In deciding whether standard terms and conditions were incorporated in a contract for meat storage, the court reviewed case law, including Transformers and Rectifiers Ltd v Needs Ltd, which set out these principles in relation to a course of dealing:
- Where A makes an offer on its conditions and B accepts that offer on its conditions and, without more, performance follows, the correct analysis, assuming that each party’s conditions have been reasonably drawn to the attention of the other, is that there is a contract on B’s conditions.
- Where there is reliance on a previous course of dealing it does not have to be extensive. Three or four occasions over a relatively short period may suffice.
- The course of dealing by the party contending that its terms and conditions are incorporated has to be consistent and unequivocal.

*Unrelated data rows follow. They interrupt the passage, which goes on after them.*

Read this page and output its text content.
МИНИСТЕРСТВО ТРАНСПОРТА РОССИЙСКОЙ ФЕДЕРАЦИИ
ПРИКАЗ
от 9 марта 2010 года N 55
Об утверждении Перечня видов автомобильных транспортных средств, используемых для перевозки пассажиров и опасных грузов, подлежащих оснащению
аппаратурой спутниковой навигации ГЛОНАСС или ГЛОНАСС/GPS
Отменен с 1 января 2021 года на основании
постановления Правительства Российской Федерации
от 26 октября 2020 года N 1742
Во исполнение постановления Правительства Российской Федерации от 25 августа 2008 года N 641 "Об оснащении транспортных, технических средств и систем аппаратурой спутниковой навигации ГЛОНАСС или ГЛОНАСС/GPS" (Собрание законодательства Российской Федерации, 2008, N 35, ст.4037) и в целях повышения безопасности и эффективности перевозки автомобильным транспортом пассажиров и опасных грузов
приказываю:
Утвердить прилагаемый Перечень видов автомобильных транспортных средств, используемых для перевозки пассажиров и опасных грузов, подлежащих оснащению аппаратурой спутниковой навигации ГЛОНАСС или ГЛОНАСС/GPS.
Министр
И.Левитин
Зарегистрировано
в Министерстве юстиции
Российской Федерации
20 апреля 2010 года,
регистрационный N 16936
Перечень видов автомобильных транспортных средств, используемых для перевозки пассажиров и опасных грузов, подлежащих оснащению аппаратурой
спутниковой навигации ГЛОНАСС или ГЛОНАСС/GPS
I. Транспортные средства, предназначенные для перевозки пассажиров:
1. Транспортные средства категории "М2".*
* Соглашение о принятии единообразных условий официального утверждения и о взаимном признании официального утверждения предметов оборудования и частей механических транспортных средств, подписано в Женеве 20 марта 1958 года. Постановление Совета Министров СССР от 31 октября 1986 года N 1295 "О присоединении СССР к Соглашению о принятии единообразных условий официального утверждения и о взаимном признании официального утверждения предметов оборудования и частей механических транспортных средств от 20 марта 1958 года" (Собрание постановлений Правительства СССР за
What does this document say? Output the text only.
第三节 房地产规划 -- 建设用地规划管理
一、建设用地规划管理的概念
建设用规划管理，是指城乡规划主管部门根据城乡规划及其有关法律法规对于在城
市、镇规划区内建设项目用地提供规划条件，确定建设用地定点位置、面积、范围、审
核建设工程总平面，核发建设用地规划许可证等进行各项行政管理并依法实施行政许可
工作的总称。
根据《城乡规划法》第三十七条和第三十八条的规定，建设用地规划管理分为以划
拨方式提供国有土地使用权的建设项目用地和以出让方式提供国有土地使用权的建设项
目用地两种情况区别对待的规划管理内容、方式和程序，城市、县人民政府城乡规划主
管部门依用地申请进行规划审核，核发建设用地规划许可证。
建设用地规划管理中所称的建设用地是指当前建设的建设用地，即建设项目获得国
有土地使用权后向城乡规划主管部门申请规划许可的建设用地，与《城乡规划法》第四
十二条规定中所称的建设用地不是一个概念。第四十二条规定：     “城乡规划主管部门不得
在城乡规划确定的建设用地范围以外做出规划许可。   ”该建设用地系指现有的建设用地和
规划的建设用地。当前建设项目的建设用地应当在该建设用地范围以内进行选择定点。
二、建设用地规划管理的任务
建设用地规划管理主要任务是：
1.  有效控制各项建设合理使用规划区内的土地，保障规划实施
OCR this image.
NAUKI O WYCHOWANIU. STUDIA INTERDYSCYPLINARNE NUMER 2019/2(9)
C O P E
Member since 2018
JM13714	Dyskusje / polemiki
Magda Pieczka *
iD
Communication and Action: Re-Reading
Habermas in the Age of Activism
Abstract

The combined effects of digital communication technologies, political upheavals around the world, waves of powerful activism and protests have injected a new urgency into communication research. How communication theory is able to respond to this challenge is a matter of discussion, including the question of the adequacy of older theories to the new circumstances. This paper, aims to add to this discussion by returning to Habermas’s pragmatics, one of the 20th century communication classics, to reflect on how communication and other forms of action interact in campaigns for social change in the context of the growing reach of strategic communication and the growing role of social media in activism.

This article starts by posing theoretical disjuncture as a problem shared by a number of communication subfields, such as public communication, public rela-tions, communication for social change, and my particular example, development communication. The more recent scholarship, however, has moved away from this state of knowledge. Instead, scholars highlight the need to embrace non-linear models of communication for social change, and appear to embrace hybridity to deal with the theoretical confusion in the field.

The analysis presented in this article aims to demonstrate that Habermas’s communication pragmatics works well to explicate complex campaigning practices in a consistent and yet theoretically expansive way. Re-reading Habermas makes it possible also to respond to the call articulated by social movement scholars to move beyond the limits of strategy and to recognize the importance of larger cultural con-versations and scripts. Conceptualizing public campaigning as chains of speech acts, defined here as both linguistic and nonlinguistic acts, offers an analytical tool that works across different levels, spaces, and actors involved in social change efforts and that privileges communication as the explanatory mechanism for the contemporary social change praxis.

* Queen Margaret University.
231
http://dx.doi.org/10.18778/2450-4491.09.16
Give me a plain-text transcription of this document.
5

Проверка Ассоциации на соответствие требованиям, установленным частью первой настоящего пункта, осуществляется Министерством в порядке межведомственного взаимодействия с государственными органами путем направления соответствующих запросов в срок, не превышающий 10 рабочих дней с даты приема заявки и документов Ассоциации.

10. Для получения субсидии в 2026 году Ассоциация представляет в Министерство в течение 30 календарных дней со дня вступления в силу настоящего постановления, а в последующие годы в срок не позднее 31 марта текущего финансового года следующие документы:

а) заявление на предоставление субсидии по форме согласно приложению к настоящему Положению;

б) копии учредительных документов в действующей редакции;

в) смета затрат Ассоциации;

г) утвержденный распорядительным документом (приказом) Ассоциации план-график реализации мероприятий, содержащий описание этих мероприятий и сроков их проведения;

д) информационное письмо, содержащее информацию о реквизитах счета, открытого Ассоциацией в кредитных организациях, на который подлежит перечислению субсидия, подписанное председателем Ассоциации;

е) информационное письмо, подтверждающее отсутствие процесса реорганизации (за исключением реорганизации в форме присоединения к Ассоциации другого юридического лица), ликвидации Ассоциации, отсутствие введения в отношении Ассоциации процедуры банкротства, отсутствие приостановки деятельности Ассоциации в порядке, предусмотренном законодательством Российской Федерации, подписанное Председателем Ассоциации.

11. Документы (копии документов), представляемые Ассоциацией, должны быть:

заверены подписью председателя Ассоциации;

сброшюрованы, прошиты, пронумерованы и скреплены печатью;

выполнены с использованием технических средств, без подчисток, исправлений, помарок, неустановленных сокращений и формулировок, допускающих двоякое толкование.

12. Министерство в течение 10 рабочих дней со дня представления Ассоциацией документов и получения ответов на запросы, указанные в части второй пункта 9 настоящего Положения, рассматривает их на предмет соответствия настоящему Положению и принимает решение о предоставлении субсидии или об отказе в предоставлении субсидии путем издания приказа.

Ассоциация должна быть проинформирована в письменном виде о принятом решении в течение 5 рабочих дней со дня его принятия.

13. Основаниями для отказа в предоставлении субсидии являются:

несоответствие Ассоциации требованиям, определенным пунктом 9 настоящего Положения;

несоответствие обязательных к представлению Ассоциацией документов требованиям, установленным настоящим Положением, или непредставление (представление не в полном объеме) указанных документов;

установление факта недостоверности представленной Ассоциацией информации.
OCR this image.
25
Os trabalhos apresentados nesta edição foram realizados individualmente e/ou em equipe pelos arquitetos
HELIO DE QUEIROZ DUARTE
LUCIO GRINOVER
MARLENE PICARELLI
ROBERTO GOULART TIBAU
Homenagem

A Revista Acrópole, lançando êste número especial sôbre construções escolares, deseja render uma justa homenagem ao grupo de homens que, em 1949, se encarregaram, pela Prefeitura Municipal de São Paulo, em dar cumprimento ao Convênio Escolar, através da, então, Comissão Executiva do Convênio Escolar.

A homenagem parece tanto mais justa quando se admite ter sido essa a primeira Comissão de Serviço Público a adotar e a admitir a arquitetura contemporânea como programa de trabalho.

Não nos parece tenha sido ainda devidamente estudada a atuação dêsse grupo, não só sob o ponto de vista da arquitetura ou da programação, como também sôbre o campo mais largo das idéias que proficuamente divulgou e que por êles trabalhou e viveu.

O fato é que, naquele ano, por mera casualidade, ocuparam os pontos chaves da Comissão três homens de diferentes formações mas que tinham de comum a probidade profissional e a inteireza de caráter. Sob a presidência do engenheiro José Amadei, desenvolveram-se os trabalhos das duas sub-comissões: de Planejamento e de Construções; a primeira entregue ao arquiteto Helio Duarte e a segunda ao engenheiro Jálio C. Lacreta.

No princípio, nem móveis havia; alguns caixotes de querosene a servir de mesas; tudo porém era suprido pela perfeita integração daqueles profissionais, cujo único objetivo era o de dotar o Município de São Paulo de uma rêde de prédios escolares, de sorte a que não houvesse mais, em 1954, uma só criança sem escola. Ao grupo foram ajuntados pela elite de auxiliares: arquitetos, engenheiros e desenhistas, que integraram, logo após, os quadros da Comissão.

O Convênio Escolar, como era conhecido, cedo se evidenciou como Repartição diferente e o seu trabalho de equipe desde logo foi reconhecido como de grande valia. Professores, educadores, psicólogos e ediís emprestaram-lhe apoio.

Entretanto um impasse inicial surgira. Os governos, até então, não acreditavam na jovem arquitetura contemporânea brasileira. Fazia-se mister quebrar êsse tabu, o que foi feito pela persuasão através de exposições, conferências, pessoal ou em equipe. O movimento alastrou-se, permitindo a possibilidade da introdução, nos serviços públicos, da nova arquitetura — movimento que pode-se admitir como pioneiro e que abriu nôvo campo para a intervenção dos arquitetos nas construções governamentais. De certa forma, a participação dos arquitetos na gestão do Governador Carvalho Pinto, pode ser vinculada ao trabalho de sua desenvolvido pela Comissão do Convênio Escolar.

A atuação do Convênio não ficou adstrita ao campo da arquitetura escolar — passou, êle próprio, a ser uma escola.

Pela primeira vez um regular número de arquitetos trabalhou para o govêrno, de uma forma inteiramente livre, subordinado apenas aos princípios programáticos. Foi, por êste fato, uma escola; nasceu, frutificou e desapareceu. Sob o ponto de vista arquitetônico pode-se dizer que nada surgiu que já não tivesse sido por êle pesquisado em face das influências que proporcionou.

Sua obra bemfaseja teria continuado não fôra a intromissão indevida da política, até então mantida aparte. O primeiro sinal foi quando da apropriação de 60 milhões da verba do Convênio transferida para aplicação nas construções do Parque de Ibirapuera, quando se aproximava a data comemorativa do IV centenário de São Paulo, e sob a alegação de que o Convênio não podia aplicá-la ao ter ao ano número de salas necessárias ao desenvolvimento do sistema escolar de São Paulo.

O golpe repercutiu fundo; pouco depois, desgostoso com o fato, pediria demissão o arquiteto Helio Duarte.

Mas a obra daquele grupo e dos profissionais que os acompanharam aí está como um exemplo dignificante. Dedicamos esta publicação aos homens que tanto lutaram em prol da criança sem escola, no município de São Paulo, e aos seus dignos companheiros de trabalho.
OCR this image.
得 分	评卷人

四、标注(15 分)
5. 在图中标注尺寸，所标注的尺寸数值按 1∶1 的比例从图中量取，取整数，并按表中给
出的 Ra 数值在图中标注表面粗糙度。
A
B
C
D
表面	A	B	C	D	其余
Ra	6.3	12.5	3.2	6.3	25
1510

- Where trade or industry standard terms exist for the type of transaction in question, it will usually be easier for a party contending for those conditions to persuade the court that they should be incorporated, provided that reasonable notice of the application of the terms has been given.
- A party’s standard terms and conditions will not be incorporated unless that party has given the other party reasonable notice of those terms and conditions.
- It is not always necessary for a party’s terms and conditions to be included or referred to in the documents forming the contract; it may be sufficient if they are clearly contained in or referred to in invoices sent subsequently.
- By contrast, an invoice following a concluded contract effected by a clear offer on standard terms which are accepted, even if only by delivery, will or may be too late.
The court also noted in the case law and textbook commentary that:
- as well as a course of dealing, in order to imply terms, they would have to be necessary for business efficacy or so obvious as to go without saying; and
- a statement that terms and conditions are available on a website may be sufficient, in the case of a contract between commercial parties.